Certains poèmes classiques puisés dans ce vaste fonds, comme "La Chanson d'Hiawatha" du poète américain Henry Longfellow (1807-1882), ont exercé leur charme étrange sur des générations d'enfants, mais la plupart des contes indiens, dont le style insolite et les sujets ésotériques déconcertent le plus souvent le lecteur américain, restent largement ignorés. Ils doivent être remaniés pour satisfaire aux goûts du plus grand nombre des lecteurs, ce que fit à merveille Longfellow.

 

De leur côté, les Indiens s'approprièrent parfois des légendes médiévales apportées avec eux par les explorateurs espagnols et français, et dans lesquelles fleurissent le merveilleux et les métamorphoses instantanées.
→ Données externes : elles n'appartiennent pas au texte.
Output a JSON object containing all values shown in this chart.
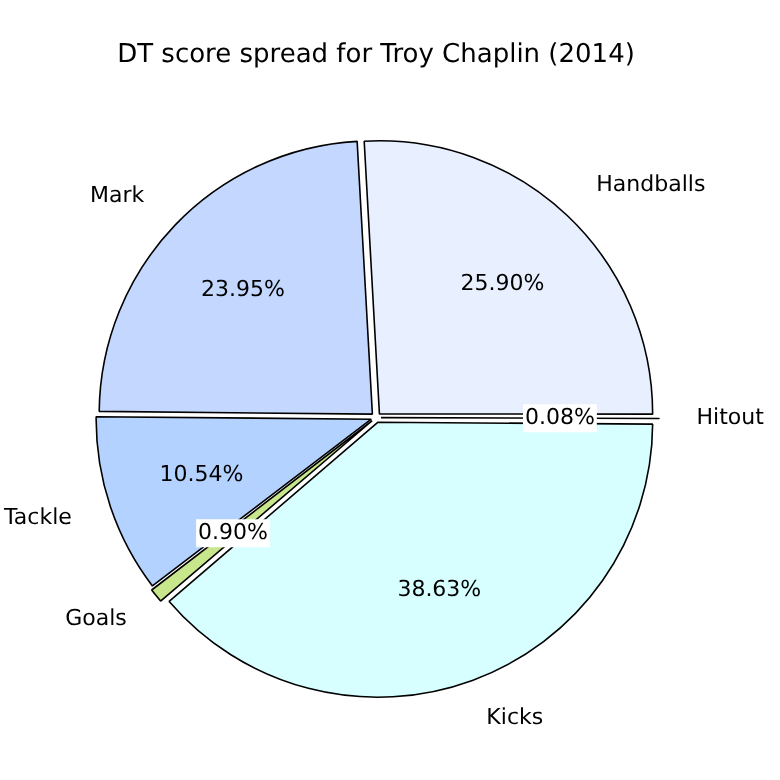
{
  "chart_data": {
    "type": "pie",
    "title": "DT score spread for Troy Chaplin (2014)",
    "categories": [
      "Handballs",
      "Hitout",
      "Kicks",
      "Goals",
      "Tackle",
      "Mark"
    ],
    "values": [
      25.9,
      0.08,
      38.63,
      0.9,
      10.54,
      23.95
    ],
    "colors": [
      "#e8f0ff",
      "#e8f0ff",
      "#d8ffff",
      "#c8e68c",
      "#b4d2ff",
      "#c4d8ff"
    ],
    "value_labels": [
      "25.90%",
      "0.08%",
      "38.63%",
      "0.90%",
      "10.54%",
      "23.95%"
    ],
    "legend": false
  }
}
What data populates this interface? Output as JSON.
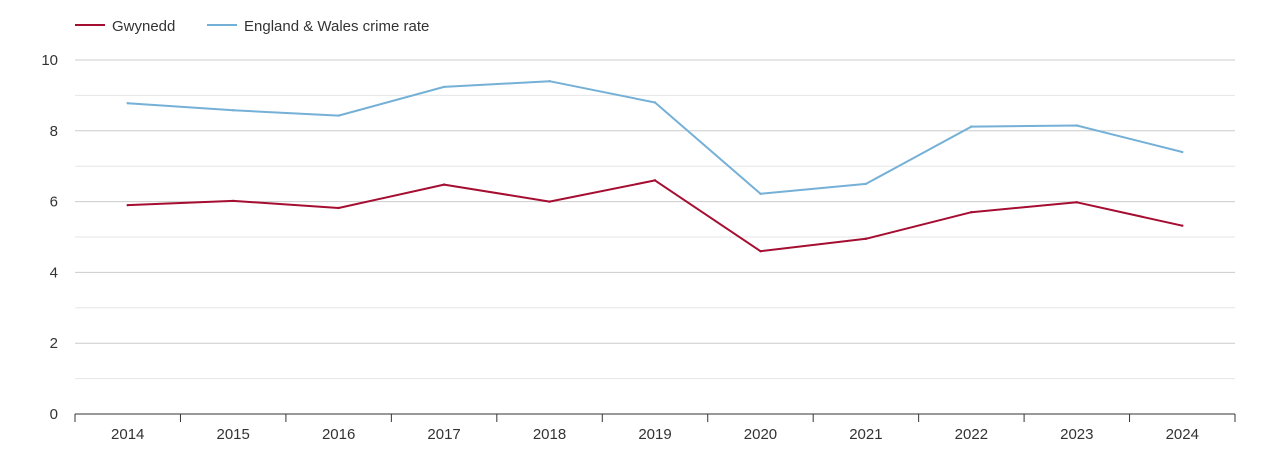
{
  "chart_data": {
    "type": "line",
    "x": [
      "2014",
      "2015",
      "2016",
      "2017",
      "2018",
      "2019",
      "2020",
      "2021",
      "2022",
      "2023",
      "2024"
    ],
    "ylim": [
      0,
      10
    ],
    "yticks": [
      "0",
      "2",
      "4",
      "6",
      "8",
      "10"
    ],
    "grid": true,
    "legend_position": "top-left",
    "series": [
      {
        "name": "Gwynedd",
        "color": "#a50d31",
        "values": [
          5.9,
          6.02,
          5.82,
          6.48,
          6.0,
          6.6,
          4.6,
          4.95,
          5.7,
          5.98,
          5.32
        ]
      },
      {
        "name": "England & Wales crime rate",
        "color": "#75b0d6",
        "values": [
          8.78,
          8.58,
          8.43,
          9.24,
          9.4,
          8.8,
          6.22,
          6.5,
          8.12,
          8.15,
          7.4
        ]
      }
    ]
  }
}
Ils les transposèrent et les amalgamèrent sans difficulté à leur propre culture.

En dépit de son obscurité, le folklore indien a imprégné directement ou indirectement la tradition écrite et orale de l'Amérique. Nombre de mélodies tribales ont été soigneusement recueillies et ont trouvé un écho dans les oeuvres de compositeurs européens. L'exemple type est celui d'Anton Dvorak avec sa Symphonie du Nouveau Monde.

 

Sur tout le territoire des Etats-Unis, des musées ont familiarisé le public avec la vie et les arts populaires des Indiens, dont la culture et les traditions continuent de fasciner.